Does diversification pay? Is a global balance portfolio better than a U.S. balance portfolio? The following five benchmark portfolios will serve for the purpose to answer the questions. Each of the portfolio has 60% in risk assets (stocks) and 40% in fixed income (US bonds). The 60% risk asset allocation is further spread equally into the risk asset classes available. For example, in the Six Core Asset portfolio, the 60% is divided into 12% each in U.S. equities, developed country equities, emerging market equities, U.S. REITs and commodities.

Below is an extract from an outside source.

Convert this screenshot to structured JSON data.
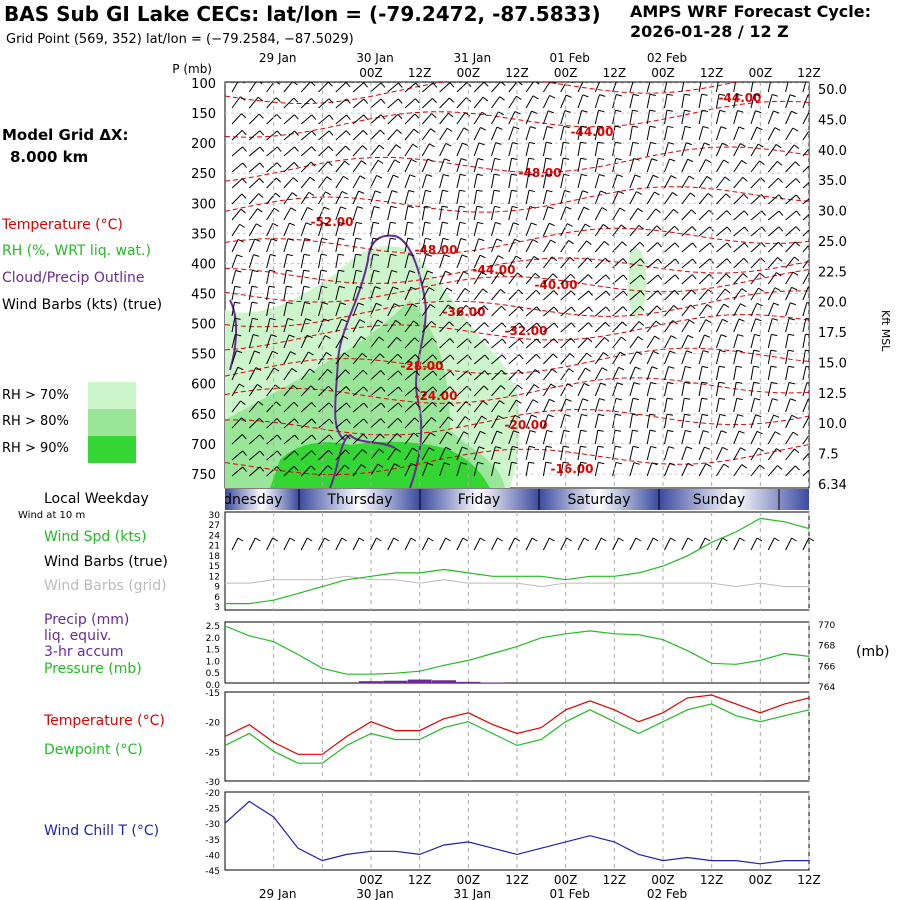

The following shows the performance comparison:

Portfolio Performance Comparison (as of 2/29/2012)

Portfolio/Fund Name YTD
Return
1Yr AR 1Yr Sharpe 3Yr AR 3Yr Sharpe 5Yr AR 5Yr Sharpe Since 2001 (AR)
Five Core Asset Index ETF Funds Strategic Asset Allocation Moderate 6% 3% 25% 23% 122% 5% 20% 7.06%
Four Core Asset ETF Index Funds Emerging Markets Strategic Asset Allocation Moderate 8% 1% 11% 20% 115% 5% 18% 6.23%
Six Core Asset ETFs Strategic Asset Allocation Moderate 6% 2% 27% 20% 119% 5% 21% 6.96%
Three Core Asset ETF Index Funds Strategic Asset Allocation Moderate 8% 1% 9% 19% 103% 3% 9% 4.62%
VBINX 6% 7% 39% 20% 130% 4% 19% 4.73%

Detailed Global Balance Portfolios Performance>>

Though U.S. centric VBINX (60% in U.S. stocks and 40% in U.S. bonds) has done well in the past 1 year, the diversification effect is undeniable in the last 5 and 11 year periods.